Atracción del mes - Diciembre

  

 

 

 

 

Jerusalén y Tel Aviv 
Jerusalén suscita en nosotros lo espiritual, un mundo de tradiciones y religiones; al visitarla nos emocionamos con cada piedra...nos invaden pensamientos profundos, muchas veces conflictivos que nos llevan a recapacitar sobre la vida.
Cuando descubrimos a Tel Aviv, descubrimos una ciudad que no descansa! Una ciudad laica, moderna y liberal que practica el hedonismo y el placer con un vaso de cerveza helada, nacional o importada.
Cuando la paz del sábado paraliza a Jerusalén y la envuelve de una santidad adormecedora, Tel Aviv despierta.

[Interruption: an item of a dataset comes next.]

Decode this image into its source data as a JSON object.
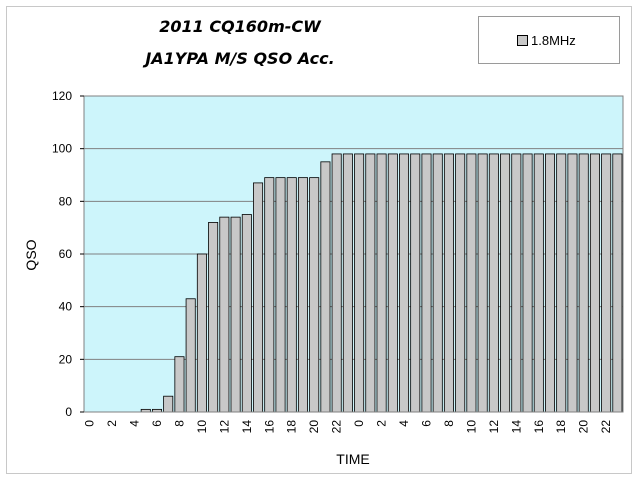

Los cafés y los bares, los bulliciosos pubs, los restaurantes de comida internacional y los espectáculos de todos los géneros, me brindan infinidad de opciones.
Me veo salteando entre las tabernas marroquíes del puerto de Yaffo y los kioskos renovados del Boulevard Rotchild con sus estatuas urbanas. Paseando en bicicleta por el Parque Hayarkon hasta la prominada del puerto de Tel Aviv. Aplaudiendo una obra del Teatro Nacional Habima o del municipal, Hakamerí. O simplemente, observando a los jóvenes pasar por las calles sentado en algún banco de la “gran ciudad”.    
¡No es que amo menos a Jerusalén, es que me he enamorado de Tel Aviv!
Los invito a acóplarse y descubrir el encanto y los antagonismos de ambas ciudades.


Mayumana
El espectáculo Mayumana conjuga todos los géneros – la danza y la expresión corporal, el canto y la voz, los efectos de luz y sonido, el humor y la coreografía, la música y la percusión y por sobretodo, el ritmo.
Mayumana se ha convertido en los últimos años en un verdadero cuerpo diplomático, recorriendo el mundo con un mensaje de creatividad y recreación israelí.
Es muy probable que tengan la oportunidad de ver el espectáculo en sus países de origen...nosotros le recomendamos ser partícipes de la función en su domicilio original – el viejo puerto de Yaffo.
Para más información
www.mayumana.com

 

 


Masada y el Mar Muerto
Cada vez que el cable-carril me conduce a Masada el panorama que se descubre es sorprendente: un paisaje desértico, salpicado de montañas y el azul del Mar Muerto. Ya dentro de la ciudadela, en el Palacio de verano del Rey Herodes, me admiro de la genialidad arquitectónica. Me conmueve el trágico desenlace de la historia que llevó a unos pocos refugiados de Jerusalén prefirir la muerte al destierro. Nuestros excelentes guías logran resucitar la ciudad con sus relatos.
Y como broche de oro, amenizando la visita a Masada y antes de sumergirse en las cálidas aguas del Mar Muerto, le proponemos degustar los mejores vinos y los quesos más exquisitos de Israel en un oasis que elegimos especialmente para Ud.